AIカメラを用いた店舗DXの最新情報
2026年4月8日から10日にかけて、東京ビッグサイトで開催された『第15回 EC・店舗 Week 春』において、株式会社ラネットが自社のAIカメラ「キヅクモ」を紹介しました。この展示会では、来場者の動向をAIカメラを使って可視化し、その成果をレポートとして発表しています。
AIカメラと多店舗管理
ラネットのブースでは、AI機能を搭載したネットワークカメラを用いて「多店舗・多拠点の一括管理」をテーマに展示。特に、カスタマーハラスメント(カスハラ)への対策も重要なポイントとして取り上げられています。来場者は、スマートロックとAIカメラの連動デモに興味を示し、店舗の移動コストをゼロにする「遠隔施解錠」の実用性を体験しました。この取り組みは、効率的な店舗運営を実現するものとして評価されています。
安全性と心理的安心
展示会中、「カスハラ対策」や「人手不足」への関心が非常に高く、単なる防犯の枠を超え、スタッフの心理的な安全を守るインフラとしてのカメラ活用が求められています。多様な業界からの来場者は、防犯カメラの役割が変わってきているとの実感を得たことでしょう。特に製造業の来場者からは、一人作業時の安全管理が重要視されており、AIの進化に対する期待が高まっています。
新たな課題と期待
来場者との対話を通じて見えてきたのは、店舗運営が直面する「人手不足」に伴う安全管理問題です。作業員が一人で作業中に発生する事故に対して、AIカメラを利用したリアルタイムでの画像確認や、今後のAI機能拡張に期待が寄せられています。また、カスハラ対策の義務化に向けて、音声記録機能が求められています。

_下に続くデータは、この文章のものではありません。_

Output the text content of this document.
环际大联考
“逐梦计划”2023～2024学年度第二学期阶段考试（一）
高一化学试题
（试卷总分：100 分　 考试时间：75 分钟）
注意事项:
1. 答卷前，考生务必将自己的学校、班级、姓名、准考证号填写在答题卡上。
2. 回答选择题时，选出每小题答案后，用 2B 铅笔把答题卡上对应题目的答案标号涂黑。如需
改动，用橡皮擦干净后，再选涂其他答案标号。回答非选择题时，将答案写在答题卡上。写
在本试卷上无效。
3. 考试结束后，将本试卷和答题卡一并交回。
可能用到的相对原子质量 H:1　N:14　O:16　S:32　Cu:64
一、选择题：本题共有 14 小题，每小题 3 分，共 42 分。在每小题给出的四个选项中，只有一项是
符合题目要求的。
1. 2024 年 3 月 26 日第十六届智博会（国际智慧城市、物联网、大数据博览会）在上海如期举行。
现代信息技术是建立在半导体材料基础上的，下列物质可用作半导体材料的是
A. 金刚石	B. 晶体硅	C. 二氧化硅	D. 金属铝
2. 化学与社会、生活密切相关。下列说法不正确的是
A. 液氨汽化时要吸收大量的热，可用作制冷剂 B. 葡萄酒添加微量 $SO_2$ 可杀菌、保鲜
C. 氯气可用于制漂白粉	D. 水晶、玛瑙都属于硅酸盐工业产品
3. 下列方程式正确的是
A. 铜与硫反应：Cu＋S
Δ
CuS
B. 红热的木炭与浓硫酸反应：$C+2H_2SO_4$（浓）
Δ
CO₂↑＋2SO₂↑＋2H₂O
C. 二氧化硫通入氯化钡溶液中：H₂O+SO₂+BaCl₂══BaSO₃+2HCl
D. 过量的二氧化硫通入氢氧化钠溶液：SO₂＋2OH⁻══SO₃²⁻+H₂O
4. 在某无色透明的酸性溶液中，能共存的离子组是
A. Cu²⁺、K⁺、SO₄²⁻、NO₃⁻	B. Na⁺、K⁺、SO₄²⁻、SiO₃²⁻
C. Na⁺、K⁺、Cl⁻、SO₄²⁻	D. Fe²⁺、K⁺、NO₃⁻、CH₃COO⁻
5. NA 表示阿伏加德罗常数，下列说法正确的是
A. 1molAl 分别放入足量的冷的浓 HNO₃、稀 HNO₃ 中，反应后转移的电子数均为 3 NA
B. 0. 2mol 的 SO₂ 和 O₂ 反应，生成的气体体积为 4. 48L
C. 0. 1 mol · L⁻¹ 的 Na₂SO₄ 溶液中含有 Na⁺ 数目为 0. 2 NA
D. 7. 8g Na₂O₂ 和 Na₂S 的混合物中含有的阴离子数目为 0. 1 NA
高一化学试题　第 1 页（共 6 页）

このようなトラブルの兆候を早期に把握することで、従業員のストレスを軽減し、離職を防ぐことにつながると考えられています。
移動コストの削減による効率化
多店舗を運営する管理職層からは、カギを開けるために店舗へ移動する必要があるという物理的移動への不満が多く寄せられました。ミニチュアドアを使ったデモに対し、「これなら現場に行かずに済む」との肯定的な反応が目立ち、即座に導入を検討する声もありました。
今後の展望
今回の展示を通じて、防犯カメラの役割が「備え」から「スタッフと利益を守るためのインフラ」へとシフトしていることが確認されました。ラネットは、ビックカメラグループのネットワークを活用し、キヅクモを通じて人手不足や法改正に立ち向かう店舗運営者を支援する考えです。
展示会の概要
・名称: 第15回 EC・店舗 Week 春
・日時: 2026年4月8日(水) ~ 4月10日(金)
・会場: 東京ビッグサイト
会社概要
・会社名: 株式会社ラネット
・所在地: 東京都豊島区東池袋一丁目18番1号 Hareza Tower 15F・16F
・代表取締役社長: 中川 景樹
・事業内容: モバイル事業、コンテンツ事業、教育事業など多岐にわたる事業を展開。
ラネットは、今後も現場のニーズに応じたデジタルソリューションを提供することで、店舗運営の革新を図っていく予定です。